My heart shattered.

Broken pieces. I gather them up in my skirt and look at them through my tears.

What a mess. I’m scolding myself, I should have been more careful. Now I’m left with a heart broken all over the place. All these bits and pieces. They begin to slip from my skirt turned makeshift basket.

One piece, in particular, catches my eye as it falls to the floor. A memory, still vivid, yet blurred by my tears. That one, that piece is the feel of the first time he touched my thigh. That piece carries with it a sexually charged energy, excitement. I don’t want to misplace that one. Another one floats near. It’s a smell, warm and heady. The smell of frankincense and patchouli of clean and exercise. The scent distracts me. I kneel slowly, carefully. My skirt basket is full. And it doesn’t matter how careful I am more pieces begin to fall. Memories, the first time we saw each other, his singing voice, the feel of his hand on my cheek and my chest, the words said and secrets whispered. I’m crying harder now clinging wildly to all the broken pieces of my heart.

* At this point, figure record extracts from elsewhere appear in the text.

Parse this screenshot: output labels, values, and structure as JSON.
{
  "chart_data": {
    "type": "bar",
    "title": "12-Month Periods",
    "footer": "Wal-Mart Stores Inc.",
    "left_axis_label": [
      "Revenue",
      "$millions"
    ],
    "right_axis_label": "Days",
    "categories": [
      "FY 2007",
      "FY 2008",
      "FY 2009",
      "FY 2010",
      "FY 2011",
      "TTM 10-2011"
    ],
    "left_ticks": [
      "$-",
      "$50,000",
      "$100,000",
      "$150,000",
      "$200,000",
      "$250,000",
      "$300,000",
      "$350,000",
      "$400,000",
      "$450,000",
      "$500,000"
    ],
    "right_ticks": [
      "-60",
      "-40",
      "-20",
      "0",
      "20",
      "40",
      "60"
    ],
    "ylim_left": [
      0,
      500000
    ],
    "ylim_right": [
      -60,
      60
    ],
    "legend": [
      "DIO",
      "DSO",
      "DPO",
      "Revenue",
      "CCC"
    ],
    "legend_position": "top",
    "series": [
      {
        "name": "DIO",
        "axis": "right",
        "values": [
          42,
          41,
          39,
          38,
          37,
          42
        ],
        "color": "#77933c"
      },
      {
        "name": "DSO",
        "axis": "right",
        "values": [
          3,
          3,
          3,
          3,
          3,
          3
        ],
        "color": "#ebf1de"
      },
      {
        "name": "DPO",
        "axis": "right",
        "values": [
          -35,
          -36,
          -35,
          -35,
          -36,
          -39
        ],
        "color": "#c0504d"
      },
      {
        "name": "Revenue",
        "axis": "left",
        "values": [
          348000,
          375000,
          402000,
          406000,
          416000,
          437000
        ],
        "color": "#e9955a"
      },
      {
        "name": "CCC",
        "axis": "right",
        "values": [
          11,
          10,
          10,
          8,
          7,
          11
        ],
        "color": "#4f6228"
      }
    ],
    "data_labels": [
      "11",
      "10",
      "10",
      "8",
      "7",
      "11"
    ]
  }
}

I need a bigger container. I look around but all I see is my undone empty bed he just left. I smash down the blankets and dump all the pieces in. Some of them land and some float away. How will I ever recover all the broken pieces of my heart?

I am tired. I lay down among the pieces and make a nest. Curling up with what I have left, I gather them around me. Crying, I’m at a loss as to how to repair the broken pieces of my heart. I sigh. I know I will eventually have to stitch them back together. But I am so tired, and any hope for a working beating heart is gone.

What I want to do is look at them one by one, to feel it all again, as I put them in a box. Seal it shut and tomorrow when I can breathe a little bit more, send them to a watery grave in the Lake. Watch them float away and sink to the rocks on the bottom. The box disintegrating and releasing all the broken pieces of my heart to be baptized and given new life far away from me.

But in the end, I will gather each broken piece and sew for a long time. Each broken piece, sharp and cutting, my fingers and hands bleeding as I stitch. The pain will be unbearable. But I will sew until my broken heart starts beating again. Lopsided, ugly, and full of holes, but formed enough to put back in my chest. I won’t look at it too closely, or think of him. It would shatter again.